Nevertheless, the significant association between metformin treatment and decreased levels of caffeine and its downstream metabolites warrants further investigation of CYP1A2 expression and activity given existing evidence supporting a role for CYP1A2 involvement in BC pathogenesis. Notably, CYP1A2 is known to be a key enzyme in BC etiology, contributing variably to carcinogen activation as well as estrogen synthesis and anti-inflammatory pathways [
57]. Furthermore, specific isoforms of CYP1A2 have shown reduced activity and led to increased BC risk, whereas the − 3860A variant has consistently demonstrated increased metabolic clearance of caffeine and concomitant reduction in BC risk [
57,
58]. Moreover, CYP1A2 activity has also been linked to type 2 diabetes mellitus [
59,
60] and has demonstrated interaction effects with coffee consumption and BRCA1 mutation [
61,
62]. In addition, CYP1A2 has monoxygenase and epoxygenase activities which result in the generation of anti-inflammatory metabolites of omega-6 and -3 polyunsaturated fatty acids [
63‐
65]. Epoxide metabolites generated from docosapentaenoic acid (DPA) and eicosatetraenoic acid (ETA) have a variety of anti-cancer-related activities in vivo including suppressing inflammation, angiogenesis, and growth and metastasis of human breast and prostate cancer cell lines. Thus, one mechanism potentially underlying the protective effects of metformin may be modulation of CYP1A2.
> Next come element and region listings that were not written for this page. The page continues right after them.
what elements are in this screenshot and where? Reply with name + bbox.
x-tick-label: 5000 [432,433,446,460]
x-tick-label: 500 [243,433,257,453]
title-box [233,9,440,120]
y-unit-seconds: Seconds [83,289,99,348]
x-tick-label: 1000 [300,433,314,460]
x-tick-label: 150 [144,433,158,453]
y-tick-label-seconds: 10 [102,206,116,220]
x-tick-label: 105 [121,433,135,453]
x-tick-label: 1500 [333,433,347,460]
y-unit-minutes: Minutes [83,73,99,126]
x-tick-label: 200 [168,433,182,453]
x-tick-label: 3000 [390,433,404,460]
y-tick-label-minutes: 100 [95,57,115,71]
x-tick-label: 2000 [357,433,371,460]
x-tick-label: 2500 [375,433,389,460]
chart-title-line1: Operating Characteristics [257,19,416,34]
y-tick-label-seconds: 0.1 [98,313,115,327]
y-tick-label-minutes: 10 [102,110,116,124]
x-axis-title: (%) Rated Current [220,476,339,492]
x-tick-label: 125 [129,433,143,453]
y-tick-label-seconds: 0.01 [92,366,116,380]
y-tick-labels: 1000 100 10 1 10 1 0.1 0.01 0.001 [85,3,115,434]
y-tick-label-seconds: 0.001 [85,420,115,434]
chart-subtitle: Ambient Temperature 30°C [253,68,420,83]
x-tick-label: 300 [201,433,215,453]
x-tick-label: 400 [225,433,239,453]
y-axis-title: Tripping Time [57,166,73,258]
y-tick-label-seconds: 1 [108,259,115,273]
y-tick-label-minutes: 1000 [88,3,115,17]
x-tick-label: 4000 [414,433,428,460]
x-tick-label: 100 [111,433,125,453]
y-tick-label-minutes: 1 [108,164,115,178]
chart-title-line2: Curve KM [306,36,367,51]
Strengths of this study include the broad metabolomics approaches utilized, including both targeted and untargeted analyses as well as fatty acid analyses. The study included plasma samples from a large number of participants (n = 373) enrolled in two different randomized controlled trials with sample collections at baseline and study end for 352 participants (paired samples). Limitations of this study include the fact that the two pooled populations come from two different study designs and study centers, which resulted in several baseline differences between the two populations of women, including age, baseline ΒΜΙ and menopausal status. Moreover, the US study also included a weight loss intervention for half the sample, which was not present in the Italian study. These differences lead to the necessity of controlling for several factors in multivariate analysis, reducing the parsimony of the models. However, a series of sensitivity analyses performed in the study and the control for confounders validate the findings and allowed exploration of the effects the BMI, the weight-loss intervention and center adjustments had in the selected models. Furthermore, the pooled analysis including the two different cohorts allowed to generalize the results beyond the single trial, since the results were consistent when they were analyzed by study. Indeed, we observed equidirectional changes in all 11 significant metabolites of the targeted analysis between Italian and USA cohorts, while five of these 11 metabolites retained significance in the Italian cohort. Among the 20 significant features identified by the pooled untargeted analysis, 19 features exhibited changes in the same direction between study cohorts and eight out of 20 features were significant in the smaller Italian cohort. Cumulatively, results between the two study cohorts are well-aligned. Moreover, as in any untargeted metabolomics approach, the need for controlling multiple testing might lead to over-penalization of
P-values and loss of relevant metabolites [
66]. However, the approach of performing targeted analysis in the same set of samples allowed the discovery of additional metabolites, which were not picked up by the untargeted approach. Finally, our methods did not enable identification of the exact composition of the glycerophospholipids detected restricting our ability to interpret the altered phosphatidylcholines’ role in our study.